Our little organic garden has flowered into a tropical oasis of deep calm, efficiently handling requests and responses. Working away in its own little world. Our client is as pleased as punch.

Until that is, more and more people start using our little system. Suddenly our client’s eyebrows furrow. They’re having to wait several minutes for their login request to complete and the user interface is like treacle. What on earth is going on? Our little system isn’t scaling very well. It’s time to tackle non functional testing. Gulp!

We know the system ‘works’. By that I mean, it does what it’s supposed to do. It just does it ‘slowly’ and the client wants it to do it ‘quicker’. Subjective terms. We can prove it ‘works’ from the testing output.

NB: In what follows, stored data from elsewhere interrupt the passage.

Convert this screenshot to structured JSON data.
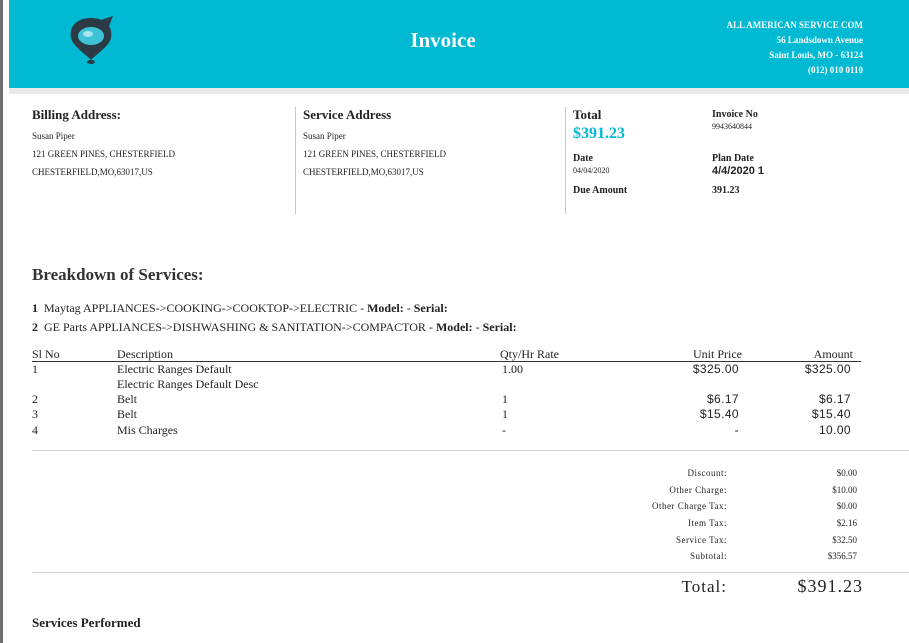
{
  "header": {
    "title": "Invoice",
    "company": [
      "ALL AMERICAN SERVICE COM",
      "56 Landsdown Avenue",
      "Saint Louis, MO - 63124",
      "(012) 010 0110"
    ],
    "brand_color": "#00b9d3",
    "logo_icon": "map-pin-icon"
  },
  "billing": {
    "label": "Billing Address:",
    "name": "Susan Piper",
    "line1": "121 GREEN PINES, CHESTERFIELD",
    "line2": "CHESTERFIELD,MO,63017,US"
  },
  "service_address": {
    "label": "Service Address",
    "name": "Susan Piper",
    "line1": "121 GREEN PINES, CHESTERFIELD",
    "line2": "CHESTERFIELD,MO,63017,US"
  },
  "summary": {
    "total_label": "Total",
    "total_value": "$391.23",
    "invoice_no_label": "Invoice No",
    "invoice_no": "9943640844",
    "date_label": "Date",
    "date": "04/04/2020",
    "plan_date_label": "Plan Date",
    "plan_date": "4/4/2020 1",
    "due_label": "Due Amount",
    "due_value": "391.23"
  },
  "breakdown": {
    "title": "Breakdown of Services:",
    "services": [
      {
        "no": "1",
        "text": "Maytag   APPLIANCES->COOKING->COOKTOP->ELECTRIC - ",
        "model_label": "Model:",
        "sep": " - ",
        "serial_label": "Serial:"
      },
      {
        "no": "2",
        "text": "GE Parts   APPLIANCES->DISHWASHING & SANITATION->COMPACTOR - ",
        "model_label": "Model:",
        "sep": " - ",
        "serial_label": "Serial:"
      }
    ]
  },
  "table": {
    "headers": {
      "sl": "Sl No",
      "desc": "Description",
      "qty": "Qty/Hr Rate",
      "unit": "Unit Price",
      "amount": "Amount"
    },
    "rows": [
      {
        "sl": "1",
        "desc": "Electric Ranges Default",
        "qty": "1.00",
        "unit": "$325.00",
        "amount": "$325.00"
      },
      {
        "sl": "",
        "desc": "Electric Ranges Default Desc",
        "qty": "",
        "unit": "",
        "amount": ""
      },
      {
        "sl": "2",
        "desc": "Belt",
        "qty": "1",
        "unit": "$6.17",
        "amount": "$6.17"
      },
      {
        "sl": "3",
        "desc": "Belt",
        "qty": "1",
        "unit": "$15.40",
        "amount": "$15.40"
      },
      {
        "sl": "4",
        "desc": "Mis Charges",
        "qty": "-",
        "unit": "-",
        "amount": "10.00"
      }
    ]
  },
  "totals": {
    "discount_label": "Discount:",
    "discount": "$0.00",
    "other_charge_label": "Other Charge:",
    "other_charge": "$10.00",
    "other_charge_tax_label": "Other Charge Tax:",
    "other_charge_tax": "$0.00",
    "item_tax_label": "Item Tax:",
    "item_tax": "$2.16",
    "service_tax_label": "Service Tax:",
    "service_tax": "$32.50",
    "subtotal_label": "Subtotal:",
    "subtotal": "$356.57",
    "total_label": "Total:",
    "total": "$391.23"
  },
  "services_performed": {
    "title": "Services Performed"
  }
}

The fact the client has signed off on it, via the acceptance tests, proves it ‘works’. It’s just that it ‘works’ a bit too ‘slowly’ now.

If we examine our original napkins for hastily scribbled requirements we won’t see anything like ‘as a user I need to login pretty darn quickly’. So we need to make an educated assumption about what ‘quickly’ means. Login within one second? Display account information within 300ms? That’s what non functional testing is about.

Unit tests prove a Controller can return a View. Integration tests prove a Controller returns the correct structural View. Functional tests prove a Controller returns the correct View content. Non functional tests prove the Controller returns the correct View content ‘in a reasonable amount of time’. What’s reasonable? That’s up to you, the client and the smoky room with the bare lightbulb.

So that’s about it. The four levels of testing, as defined by, well, me I suppose.

The elephant in the room is of course, how do you create your tests? Are you a purist who writes the tests first? Do you prefer a screenfull of red to start your coding day? Personally, I don’t take this approach. I find it depressing, wasteful and inefficient. Modern IDEs have powerful autocomplete functionality. Why write code over and over for non existent classes, all underlined in red and being constantly prompted by the IDE ‘do you want to create this class’? It’s a waste of time.

I normally write software like I write a book. Get the raw functionality down early. See it working. Get a feel for how difficult the project will be. These are called ‘agile spikes’. All the time however, I have testing in mind, asking myself ‘how can I actually test this?’. I use the putlogging technique when I’m creating software. I’ll start with raw functionality. Then I’ll identify the ‘putlog holes’ where I can expose test hatches. Over a day or two I’ll have refactored each ‘chapter’ (class) into a modular, testable, happy little thing. In the end, I have a fully level 3 tested application. I’ll then address level 4 testing when options for the hosting solutions settle down.

So that basically covers testing from cupboard to client. But what about the diagram I promised way back at the start of this journey into the life of a simple little system? Here it is. njoy!